1.Petitioner makes the additional complaint that it was unfair for him to be held responsible for 100 grams of methamphetamine and receive a 175-month sentence, while his co-defendant was held responsible for approximately 40 grams and sentenced to 60 months. (Aplt. Br. at 10.) The record does not make clear why this discrepancy existed, but at sentencing the Government explained it accordingly:
... I made a mistake on [the co-defendant], and I'll be the first one to stand up here and take my medicine, but I won't go back on my word.... [T]o assert that because I made a mistake with [the co-defendant], that Mr. Bridges is also entitled to the fruits of my error, I just don't see how that applies. Mr. Bridges has gotten--Mr. Bridges has gotten a heck of a deal on this case.

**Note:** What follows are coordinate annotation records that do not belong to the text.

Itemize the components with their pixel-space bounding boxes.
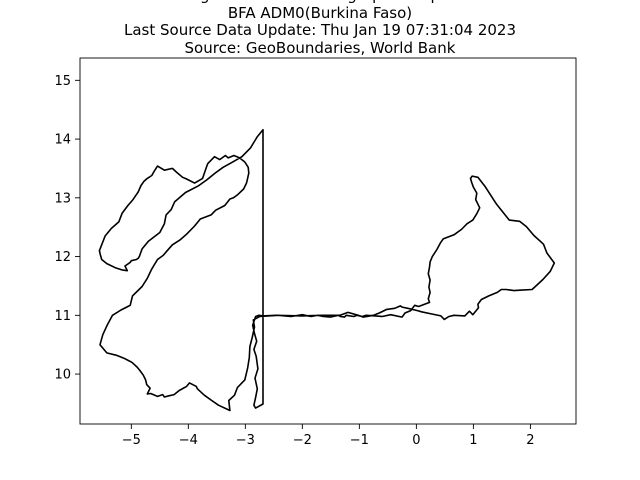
x-tick-label: 1 xyxy=(469,433,477,448)
y-tick-label: 13 xyxy=(54,191,71,206)
x-tick-label: −5 xyxy=(122,433,141,448)
x-tick-label: −3 xyxy=(236,433,255,448)
y-tick-label: 15 xyxy=(54,74,71,89)
x-tick-label: −1 xyxy=(350,433,369,448)
title-line-4: Source: GeoBoundaries, World Bank xyxy=(184,38,456,57)
title-line-1: geoBoundaries Geographic Map xyxy=(0,0,640,5)
x-tick-label: 2 xyxy=(526,433,534,448)
y-axis: 10 11 12 13 14 15 xyxy=(54,74,80,383)
y-tick-label: 10 xyxy=(54,368,71,383)
map-title: geoBoundaries Geographic Map BFA ADM0(Bu… xyxy=(0,0,640,57)
boundary-layer xyxy=(98,128,556,412)
title-line-2: BFA ADM0(Burkina Faso) xyxy=(227,3,413,22)
axes-frame xyxy=(79,57,577,425)
x-tick-label: −4 xyxy=(179,433,198,448)
y-tick-label: 11 xyxy=(54,309,71,324)
title-line-3: Last Source Data Update: Thu Jan 19 07:3… xyxy=(123,21,517,39)
plot-background xyxy=(80,58,576,424)
y-tick-label: 12 xyxy=(54,250,71,265)
x-axis: −5 −4 −3 −2 −1 0 1 2 xyxy=(122,424,535,448)
y-tick-label: 14 xyxy=(54,133,71,148)
x-tick-label: 0 xyxy=(412,433,420,448)
x-tick-label: −2 xyxy=(293,433,312,448)
country-boundary-line xyxy=(98,128,556,412)
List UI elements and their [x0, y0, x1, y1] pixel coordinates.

(Sent. Tr. at 12.) The Government's explanation appears plausible, but even without such an explanation, we have held that sentencing disparities resulting from different plea agreements by co-defendants are a legitimate exercise of prosecutorial discretion. See, e.g., United States v. Contreras, 108 F.3d 1255, 1272 (10th Cir. 1997) ("[E]ntering into plea bargains is within the United States Attorney's prosecutorial discretion.... Moreover, allowing a defendant's sentence to be reduced on account of a codefendant's plea bargain may tend to discourage the government from offering plea bargains in cases involving multiple defendants.") (internal quotation marks and citations omitted).
2.We would customarily rely also on the transcript of a petitioner's plea hearing, but it is not part of the record on appeal.
3.We also DENY Petitioner's pending motion for appointment of counsel.